A glazed terminal building at Marseille Provence Airport designed by Foster + Partners has come under fire from France's environmental authorities over fears it could hinder France's target to be carbon-neutral by 2050.
The Autorité Environnementale (AE) issued a report calling on the developer Aeroport Marseille Provence (AMP) and the French state to "demonstrate the compatibility of the project with the commitment of France to achieve carbon neutrality by 2050".
France wrote its pledge to reduce it's carbon output to net zero by 2050 into law in June 2019. It also plans to reduce its fossil fuel consumption by 40 per cent by 2030.
Airport will be carbon efficient claims architects
Foster + Partners has designed the glazed terminal building to link Marseille Provence Airport's original 1960s building with the 1990s extension designed by Richard Rogers.

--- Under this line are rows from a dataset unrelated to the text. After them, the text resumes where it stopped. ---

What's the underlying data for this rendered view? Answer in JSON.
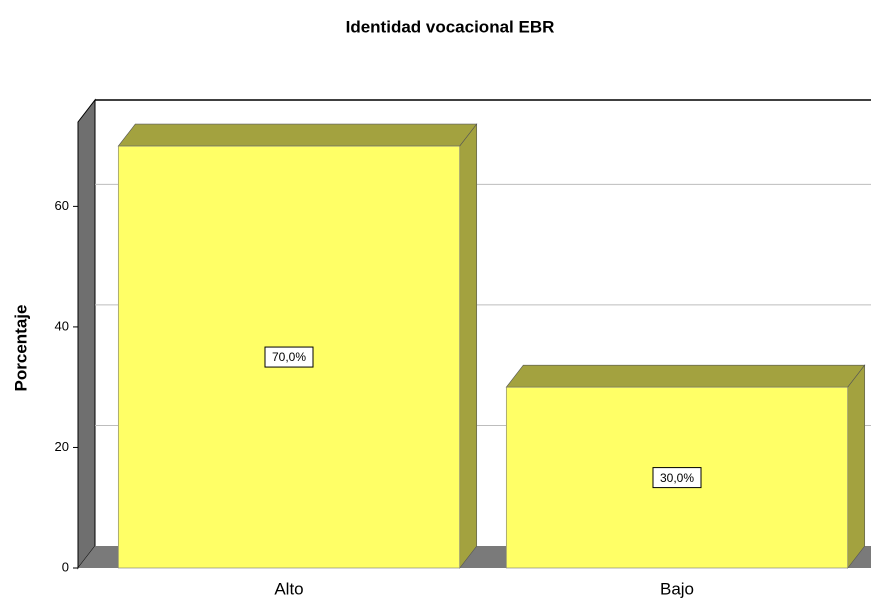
{
  "chart_data": {
    "type": "bar3d",
    "title": "Identidad vocacional EBR",
    "y_label": "Porcentaje",
    "categories": [
      "Alto",
      "Bajo"
    ],
    "values": [
      70,
      30
    ],
    "value_labels": [
      "70,0%",
      "30,0%"
    ],
    "color": "#ffff66",
    "shade_color": "#a3a23f",
    "ylim": [
      0,
      74
    ],
    "yticks": [
      0,
      20,
      40,
      60
    ],
    "grid": true
  }
}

The plans include a pier with 12 aerobridges for passengers to embark and disembark and are projected to increase the airport's capacity to 12 million passengers a year.
The studio defended the sustainable credentials of it design.
"Our sustainable design proposal will exceed the existing French HQE standard to align with the new E+C- standard, ensuring further energy and carbon efficiency," a spokesperson for Foster + Partners told Dezeen.
The E+C- standard is a new certification for energy positive, low carbon building projects, which is being introduced after the 2016 Paris Agreement where UN countries pledged to lower carbon emissions.
However, the AE warned that oversights in studies carried out by the airport's developers could have underestimated the level of carbon emissions that will be produced by expanding the airport's capacity.
"The study is generally well documented but has major methodological flaws in the definition of the study scenarios, leading to the attribution in full to the achievement of the effects that are not entirely related to it... or even totally disconnected," reads the report.
"This leads to underestimating the impacts project and overestimate its socio-economic benefits."
Extension plans should be reassessed say authorities
Public transport connectivity and improvements in aircraft performance are some of the things listed by the AE as unrelated factors that underplay the level of emissions versus benefit. The AE has also suggested that the impact on local birdlife be reassessed.
"In view of the substantial nature of these amendments, the AE considers that the current proposal be submitted again for opinions," said the AE report.
Foster + Partners has recently made several public pledges to help tackle climate change, promising to make all its offices carbon neutral by 2030 and joining Architects Declare, a collective of leading architecture firms that have publicly announced their commitment to combating climate change.
Asked if the Marseille Provence Airport expansion project is compatible with these goals was compatible with these intentions, a Foster + Partners spokesperson said:
"Our commitment to the Paris Agreement, which includes IPCC climate change projections for growth and decarbonisation in all sectors, is compatible with Architects Declare and the Net Zero Carbon Commitment."
Foster + Partners, which was founded by Norman Foster in 1967, recently unveiled designs for an Uber Air Skyport in California.